(Adds Fidelity response, moves by global banks)
SHANGHAI, Aug 6 (Reuters) - Fidelity International has obtained Chinese regulatory approval to set up a wholly-owned mutual fund unit in Shanghai, giving it a toehold in the country’s $3.5 trillion retail fund market.
The long-awaited approval by the China Securities Regulatory Commission (CSRC) came a year after Fidelity applied to set up the business.
It also came after rival BlackRock became the first global asset manager licensed to start a wholly owned China mutual fund business in early June.
In an emailed statement, Fidelity said it will continue to make preparations and looks forward to receiving CSRC’s approval for business operations.
“We hope to marshal our experience and knowledge accumulated all over the world to provide domestic investors with the best investment solutions to meet their needs,” it said.

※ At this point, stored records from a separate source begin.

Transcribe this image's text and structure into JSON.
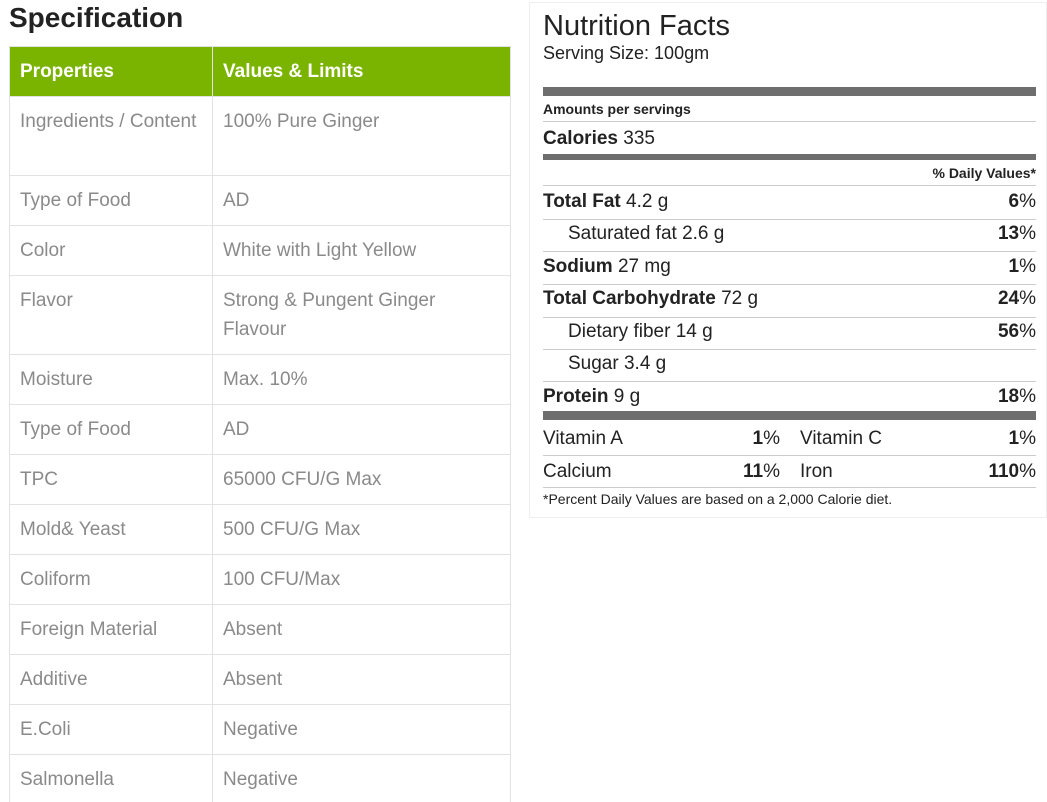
{
  "specification": {
    "title": "Specification",
    "headers": [
      "Properties",
      "Values & Limits"
    ],
    "rows": [
      [
        "Ingredients / Content",
        "100% Pure Ginger"
      ],
      [
        "Type of Food",
        "AD"
      ],
      [
        "Color",
        "White with Light Yellow"
      ],
      [
        "Flavor",
        "Strong & Pungent Ginger Flavour"
      ],
      [
        "Moisture",
        "Max. 10%"
      ],
      [
        "Type of Food",
        "AD"
      ],
      [
        "TPC",
        "65000 CFU/G Max"
      ],
      [
        "Mold& Yeast",
        "500 CFU/G Max"
      ],
      [
        "Coliform",
        "100 CFU/Max"
      ],
      [
        "Foreign Material",
        "Absent"
      ],
      [
        "Additive",
        "Absent"
      ],
      [
        "E.Coli",
        "Negative"
      ],
      [
        "Salmonella",
        "Negative"
      ]
    ],
    "header_color": "#7ab401"
  },
  "nutrition": {
    "title": "Nutrition Facts",
    "serving": "Serving Size: 100gm",
    "amounts_label": "Amounts per servings",
    "calories_label": "Calories",
    "calories_value": "335",
    "dv_header": "% Daily Values*",
    "nutrients": [
      {
        "name": "Total Fat",
        "amount": "4.2 g",
        "pct_num": "6",
        "pct_sign": "%"
      },
      {
        "name": "Saturated fat",
        "amount": "2.6 g",
        "pct_num": "13",
        "pct_sign": "%"
      },
      {
        "name": "Sodium",
        "amount": "27 mg",
        "pct_num": "1",
        "pct_sign": "%"
      },
      {
        "name": "Total Carbohydrate",
        "amount": "72 g",
        "pct_num": "24",
        "pct_sign": "%"
      },
      {
        "name": "Dietary fiber",
        "amount": "14 g",
        "pct_num": "56",
        "pct_sign": "%"
      },
      {
        "name": "Sugar",
        "amount": "3.4 g"
      },
      {
        "name": "Protein",
        "amount": "9 g",
        "pct_num": "18",
        "pct_sign": "%"
      }
    ],
    "vitamins": [
      {
        "name": "Vitamin A",
        "pct_num": "1",
        "pct_sign": "%"
      },
      {
        "name": "Vitamin C",
        "pct_num": "1",
        "pct_sign": "%"
      },
      {
        "name": "Calcium",
        "pct_num": "11",
        "pct_sign": "%"
      },
      {
        "name": "Iron",
        "pct_num": "110",
        "pct_sign": "%"
      }
    ],
    "footnote": "*Percent Daily Values are based on a 2,000 Calorie diet."
  }
}
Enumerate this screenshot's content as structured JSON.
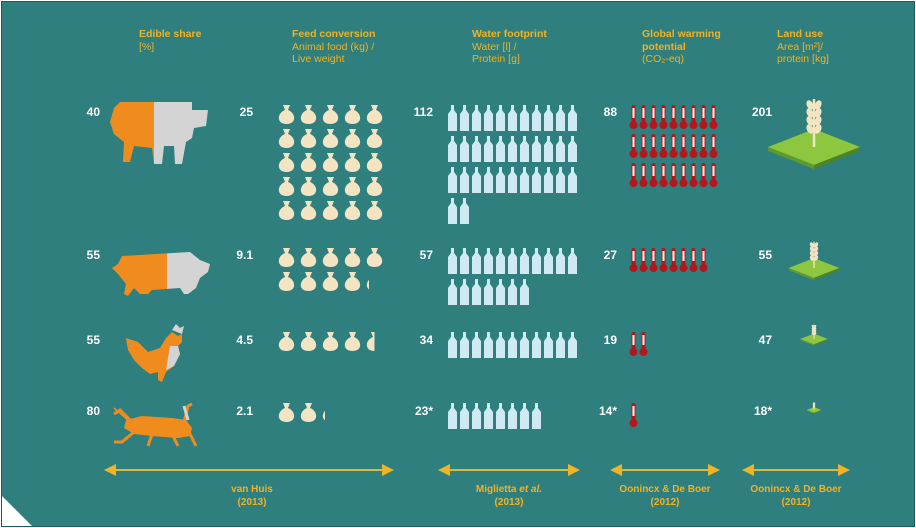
{
  "headers": {
    "edible": {
      "title": "Edible share",
      "sub": "[%]"
    },
    "feed": {
      "title": "Feed conversion",
      "sub1": "Animal food (kg) /",
      "sub2": "Live weight"
    },
    "water": {
      "title": "Water footprint",
      "sub1": "Water [l] /",
      "sub2": "Protein [g]"
    },
    "gwp": {
      "title1": "Global warming",
      "title2": "potential",
      "sub": "(CO₂-eq)"
    },
    "land": {
      "title": "Land use",
      "sub1": "Area [m²]/",
      "sub2": "protein [kg]"
    }
  },
  "rows": [
    {
      "animal": "cattle",
      "edible": "40",
      "feed": "25",
      "water": "112",
      "gwp": "88",
      "land": "201"
    },
    {
      "animal": "pig",
      "edible": "55",
      "feed": "9.1",
      "water": "57",
      "gwp": "27",
      "land": "55"
    },
    {
      "animal": "chicken",
      "edible": "55",
      "feed": "4.5",
      "water": "34",
      "gwp": "19",
      "land": "47"
    },
    {
      "animal": "cricket",
      "edible": "80",
      "feed": "2.1",
      "water": "23*",
      "gwp": "14*",
      "land": "18*"
    }
  ],
  "icon_counts": {
    "feed_sacks": [
      25,
      9.1,
      4.5,
      2.1
    ],
    "water_bottles": [
      35,
      18,
      11,
      8
    ],
    "thermometers": [
      27,
      8,
      2,
      1
    ],
    "land_scale": [
      1.0,
      0.55,
      0.3,
      0.16
    ]
  },
  "sources": [
    {
      "line1": "van Huis",
      "line2": "(2013)"
    },
    {
      "line1": "Miglietta",
      "line1_em": "et al.",
      "line2": "(2013)"
    },
    {
      "line1": "Oonincx & De Boer",
      "line2": "(2012)"
    },
    {
      "line1": "Oonincx & De Boer",
      "line2": "(2012)"
    }
  ],
  "colors": {
    "background": "#2f7f7f",
    "accent": "#f0b323",
    "orange": "#f08c1e",
    "grey": "#cfcfcf",
    "sack": "#f3e4c3",
    "bottle": "#cfeaf3",
    "thermo": "#b3171b",
    "field": "#8dc63f"
  }
}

China scrapped foreign ownership caps in its mutual fund and securities sectors on April 1, 2020, under a Sino-U.S. trade deal.
Several other global asset managers, including Neuberger Berman, Schroders PLC and VanEck have also applied to set up wholly owned mutual fund businesses in China.
Meanwhile, global banks including JPMorgan and Morgan Stanley are moving toward full ownership of their China mutual fund ventures.
In a statement on its website, CSRC said that Fidelity’s new China company has registered capital of $30 million, and can conduct mutual fund and private fund management businesses.
China’s mutual fund market is likely to triple to 60 trillion yuan ($8.75 trillion) in a decade, according to an estimate by Shanghai-based fund consultancy Z-Ben Advisors.
But it’s also a highly competitive market crowded with roughly 150 players.